Britt's First Impressions of France
I was never really that interested in France. Not that I had anything against it, I just never really thought too much about visiting. I mean, I opted to go to Puerto Rico and Mexico after college, not Paris, I chose to study Spanish in highschool and college rather than French, and frankly, I have always prefered tortillas to crepes.
Jeff on the other hand loves France and always has. He's been here twice and has reminisced dreamily for the last 3 and a half years of our relationship about the Pain a'chocolat, crepes with Nutella, wine, baguette and 'Cwwwouusoooonnnntuhzzz' (croissants to us non-Francophiles.)
Aside from his reveries and photos, I seriously had no idea what to expect when we suddenly found ourselves on a flight to Nice. Well, over the last month, I've written down my observations, feelings, and impressions of this carb-crazy land and here they are...

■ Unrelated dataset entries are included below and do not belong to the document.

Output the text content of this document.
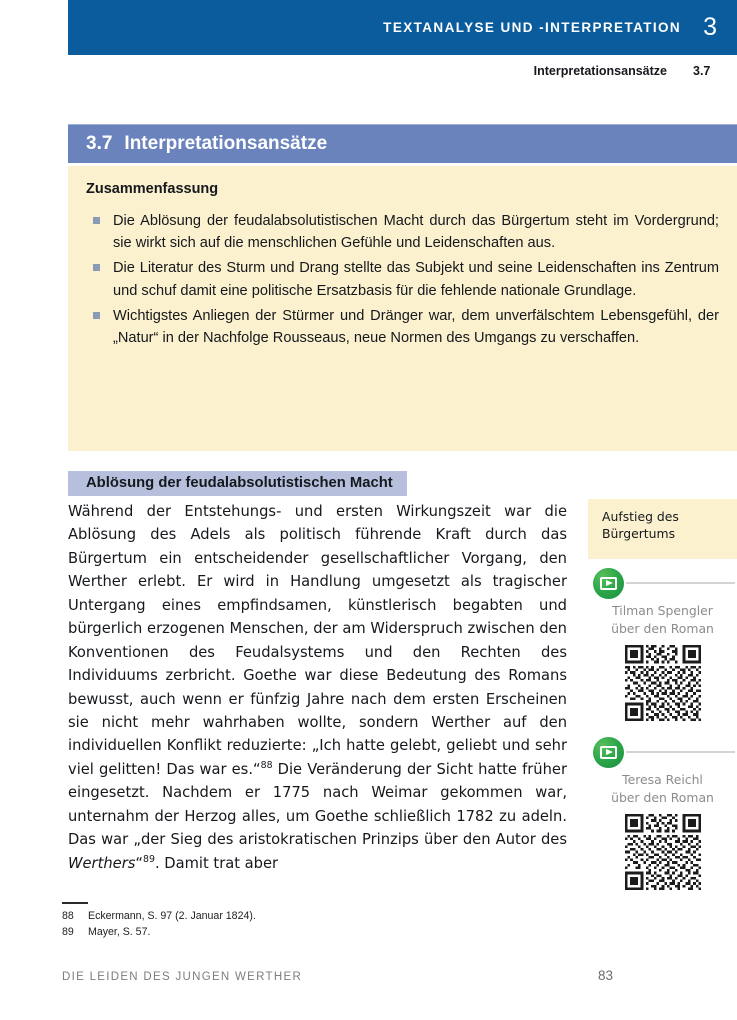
TEXTANALYSE UND -INTERPRETATION 3
Interpretationsansätze 3.7
3.7 Interpretationsansätze
Zusammenfassung
Die Ablösung der feudalabsolutistischen Macht durch das Bürgertum steht im Vordergrund; sie wirkt sich auf die menschlichen Gefühle und Leidenschaften aus.
Die Literatur des Sturm und Drang stellte das Subjekt und seine Leidenschaften ins Zentrum und schuf damit eine politische Ersatzbasis für die fehlende nationale Grundlage.
Wichtigstes Anliegen der Stürmer und Dränger war, dem unverfälschtem Lebensgefühl, der „Natur“ in der Nachfolge Rousseaus, neue Normen des Umgangs zu verschaffen.
Ablösung der feudalabsolutistischen Macht
Während der Entstehungs- und ersten Wirkungszeit war die Ablösung des Adels als politisch führende Kraft durch das Bürgertum ein entscheidender gesellschaftlicher Vorgang, den Werther erlebt. Er wird in Handlung umgesetzt als tragischer Untergang eines empfindsamen, künstlerisch begabten und bürgerlich erzogenen Menschen, der am Widerspruch zwischen den Konventionen des Feudalsystems und den Rechten des Individuums zerbricht. Goethe war diese Bedeutung des Romans bewusst, auch wenn er fünfzig Jahre nach dem ersten Erscheinen sie nicht mehr wahrhaben wollte, sondern Werther auf den individuellen Konflikt reduzierte: „Ich hatte gelebt, geliebt und sehr viel gelitten! Das war es.“$^{88}$ Die Veränderung der Sicht hatte früher eingesetzt. Nachdem er 1775 nach Weimar gekommen war, unternahm der Herzog alles, um Goethe schließlich 1782 zu adeln. Das war „der Sieg des aristokratischen Prinzips über den Autor des Werthers“$^{89}$. Damit trat aber
Aufstieg des Bürgertums
Tilman Spengler
über den Roman
Teresa Reichl
über den Roman
88	Eckermann, S. 97 (2. Januar 1824).
89	Mayer, S. 57.
DIE LEIDEN DES JUNGEN WERTHER	83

- French women ARE really that skinny (and fashionable)
- The Nutella, baguette, croissants, cheese and wine really ARE as delicious as the rumors indicate.
- I'll never understand how #1 and #2 can both be possible
- I adore the customary 3 hour 'French lunch' of wine, baguette, salad, cheese, bubbly water and fruit.
- You are not cool unless you wear a scarf
- Topless sunbathing is still widely embraced...and is the coolest thing I've done yet! Oh, and the men LOVE their Speedos!
- Internet service outside of Paris sucks..ie) in Bormes
- Knowing Spanish does help with reading and understanding French...speaking it is a whole other ballgame.
- The people ARE actually very nice. For the record, I've found the rumors of French snobbiness towards Americans to be utterly false.
- There is nothing cuter than naked little 2 year olds running and yelling in French along the beach!
- Any and every reason to celebrate will be fully embraced by everyone and most often accompanied by taking the entire day off work, or at least a good portion of it. A party and lots of wine will undoubtably follow.
- Hours of a shop, restaurant, cafe, pretty much anywhere, are suggestions and completely at the whim of the people working that day. Example: There's a grocery store called '8 a Huit', 8 to Eight, pretty self-explanatory right? HA! Nope, they're open from 730am- about 745pm and take lunch sometime between 12-3. I still don't know the hours of the bread shops and post office.
- In France, everything is prettier than required. Lampposts, window bars, streets, food, sidewalks...everything is just so darn pretty.
- The public transportation is great.
- If you see a guy in very tight, acid washed jeans, AX belt, shiny leather shoes that match his jacket, a scarf, a fedora covering his bleached tips, and a tight shirt, he IS NOT gay. Just French.
- While local people are nice and helpful to tourists, they delight in overcharging foreigners. You know you've succeeded when you start getting 'locals prices' (half tourist prices) and free rounds of drinks!
- Rugby? Soccer? Awesome! I can't imagine a proper sports bar without one of these two sports on the TV.
- You walk or bike everywhere, which could explain the coexistence of #1 and #2. But if anyone has a motor, it's either a Vespa or tiny 'Euro-car'. It makes so much more sense, than the absurd, oversized suburban Hummers and lifted trucks.
- I love American showers! Pretty much everywhere else I've traveled hot water has been an afterthought; and here, showers are blocked off by half of a pane of glass. No door, no curtain, just half a see-through sheet of glass. Shaving is a nightmare!
- French women do shave their armpits.
- The smoking is not as bad as I thought, although I haven't been to Paris yet.
- Everything grows in the South of France. I've mistaken many plants for weeds and frantically shoved them back in the ground in hopes of saving them and viola, they grew!
- The produce is the best I have ever seen in my whole entire life.
- Cafe is taken after every meal, including lunch, and for some reason it doesn't keep me awake at night.
- Life is slower and it will not speed up for anyone, so ya just gotta go with it. God made time, man, made haste...
- No one uses a clothes dryer, and now it seems so silly and overconsumptive (word?). I've made up my mind to never have one again...Just hang the damn things and save money and the planet at the same time!
- French men walk with their arms behind their back, almost in a military like fashion. Interesting, but very dignified.
- People DO wear navy striped shirts and white pants, scarves and fedoras, but they DO NOT wear Berets or all black.
- French food is good, but there is nothing like having a taco truck, sushi bar, pizza grotto and Sweet Tomatoes buffet all on the same corner. God Bless America!
- Motion sensor lights are everywhere...why doesnt every country use these things? See last sentence of #26.